The arrival of King Kong on NBC was a major television event and everyone knew it. The super-hype of Kong's arrival on TV even led millions of people to forget the film had received mostly (unfair) bad reviews.
1980 Needed a THREE HOUR EVENT
When the film was repeat in November of 1980, it was figured a three hour version airing on a Sunday night was more appropriate than a two-part special. Since millions of people had already seen the film either in theaters or on TV by this point and, honestly, the film was yesterday's news, a little extra hype was necessary to promote another "go round" on free television.

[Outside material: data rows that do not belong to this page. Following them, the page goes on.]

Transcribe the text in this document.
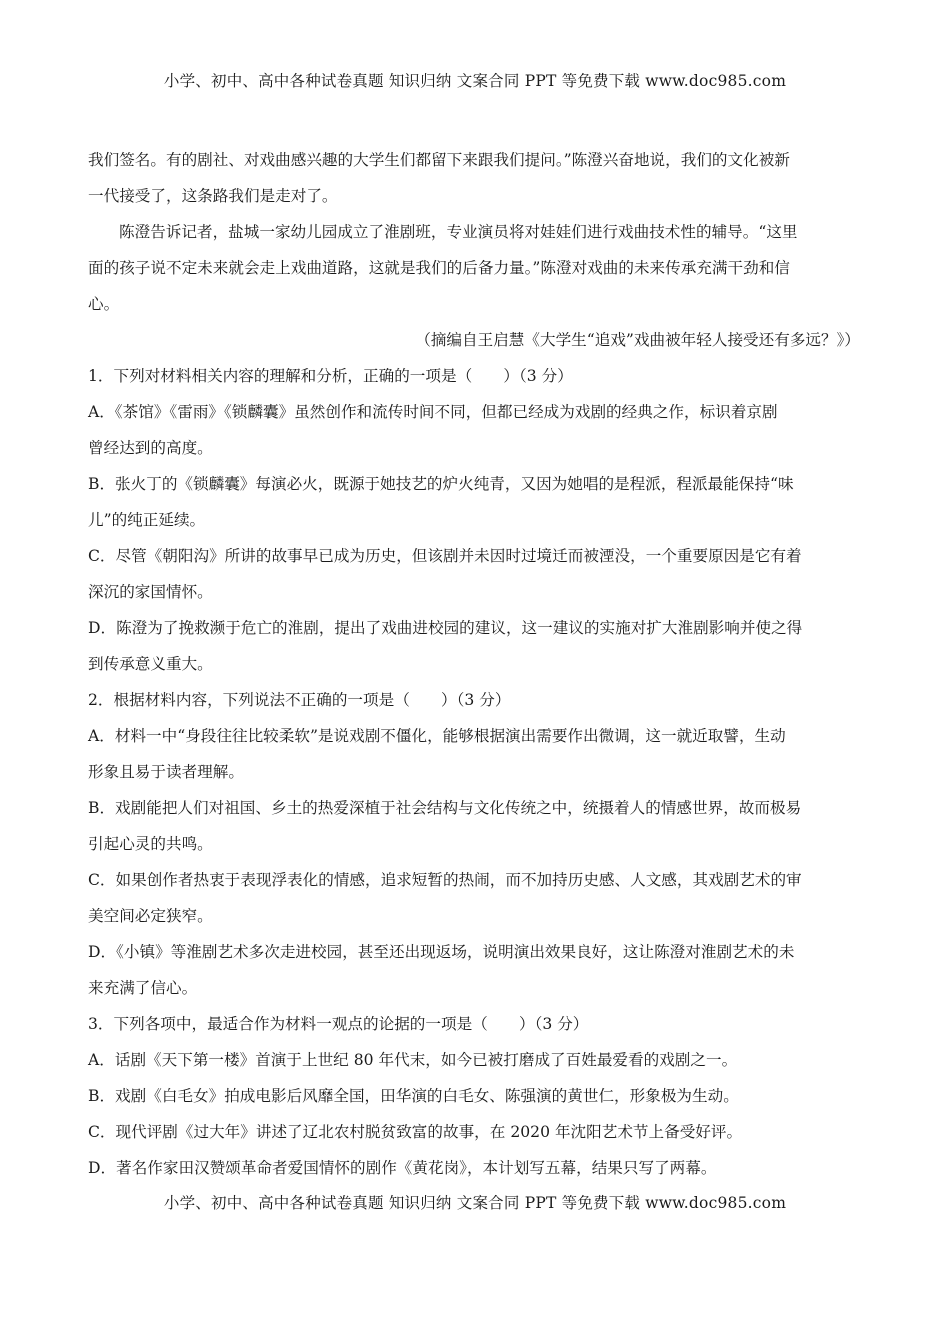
小学、初中、高中各种试卷真题 知识归纳 文案合同 PPT 等免费下载 www.doc985.com

我们签名。有的剧社、对戏曲感兴趣的大学生们都留下来跟我们提问。”陈澄兴奋地说，我们的文化被新

一代接受了，这条路我们是走对了。

陈澄告诉记者，盐城一家幼儿园成立了淮剧班，专业演员将对娃娃们进行戏曲技术性的辅导。“这里

面的孩子说不定未来就会走上戏曲道路，这就是我们的后备力量。”陈澄对戏曲的未来传承充满干劲和信

心。

（摘编自王启慧《大学生“追戏”戏曲被年轻人接受还有多远？》）

1．下列对材料相关内容的理解和分析，正确的一项是（　　）（3 分）

A．《茶馆》《雷雨》《锁麟囊》虽然创作和流传时间不同，但都已经成为戏剧的经典之作，标识着京剧

曾经达到的高度。

B．张火丁的《锁麟囊》每演必火，既源于她技艺的炉火纯青，又因为她唱的是程派，程派最能保持“味

儿”的纯正延续。

C．尽管《朝阳沟》所讲的故事早已成为历史，但该剧并未因时过境迁而被湮没，一个重要原因是它有着

深沉的家国情怀。

D．陈澄为了挽救濒于危亡的淮剧，提出了戏曲进校园的建议，这一建议的实施对扩大淮剧影响并使之得

到传承意义重大。

2．根据材料内容，下列说法不正确的一项是（　　）（3 分）

A．材料一中“身段往往比较柔软”是说戏剧不僵化，能够根据演出需要作出微调，这一就近取譬，生动

形象且易于读者理解。

B．戏剧能把人们对祖国、乡土的热爱深植于社会结构与文化传统之中，统摄着人的情感世界，故而极易

引起心灵的共鸣。

C．如果创作者热衷于表现浮表化的情感，追求短暂的热闹，而不加持历史感、人文感，其戏剧艺术的审

美空间必定狭窄。

D．《小镇》等淮剧艺术多次走进校园，甚至还出现返场，说明演出效果良好，这让陈澄对淮剧艺术的未

来充满了信心。

3．下列各项中，最适合作为材料一观点的论据的一项是（　　）（3 分）

A．话剧《天下第一楼》首演于上世纪 80 年代末，如今已被打磨成了百姓最爱看的戏剧之一。

B．戏剧《白毛女》拍成电影后风靡全国，田华演的白毛女、陈强演的黄世仁，形象极为生动。

C．现代评剧《过大年》讲述了辽北农村脱贫致富的故事，在 2020 年沈阳艺术节上备受好评。

D．著名作家田汉赞颂革命者爱国情怀的剧作《黄花岗》，本计划写五幕，结果只写了两幕。

小学、初中、高中各种试卷真题 知识归纳 文案合同 PPT 等免费下载 www.doc985.com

The THREE HOUR EVENT was pushed and pushed because, in case you haven't figured it out, a THREE HOUR EVENT is one hour longer than a two-hour movie. Virtually all TV movies were two hour and THREE HOUR EVENT was an extra-hour longer and that means its special you better watch it. Period.
Only the self-loathing and the guilty would dare watch the garbage on the other two channels when the THREE HOUR EVENT of King Kong airs. The extra hour was designed to shame and guilt people into watching the program. If you spent $19 million (a lot of money at one time) you'd probably would even try to extort old people and small children into watching, too.
A King Kong (1976) Epilogue
A three hour major motion picture event was too much for me when I was 8 years old. I tried to stay awake and watch the film to the end, but to no avail. As Kong was being shot by the fighter jets at the climax, I faltered and fell asleep. In 1980, falling asleep during a movie meant having no idea when you would see the film again.
It would not be until about 1987 when I got a copy of the old Paramount VHS. The experience wasn't the same as watching that brilliant television movie event.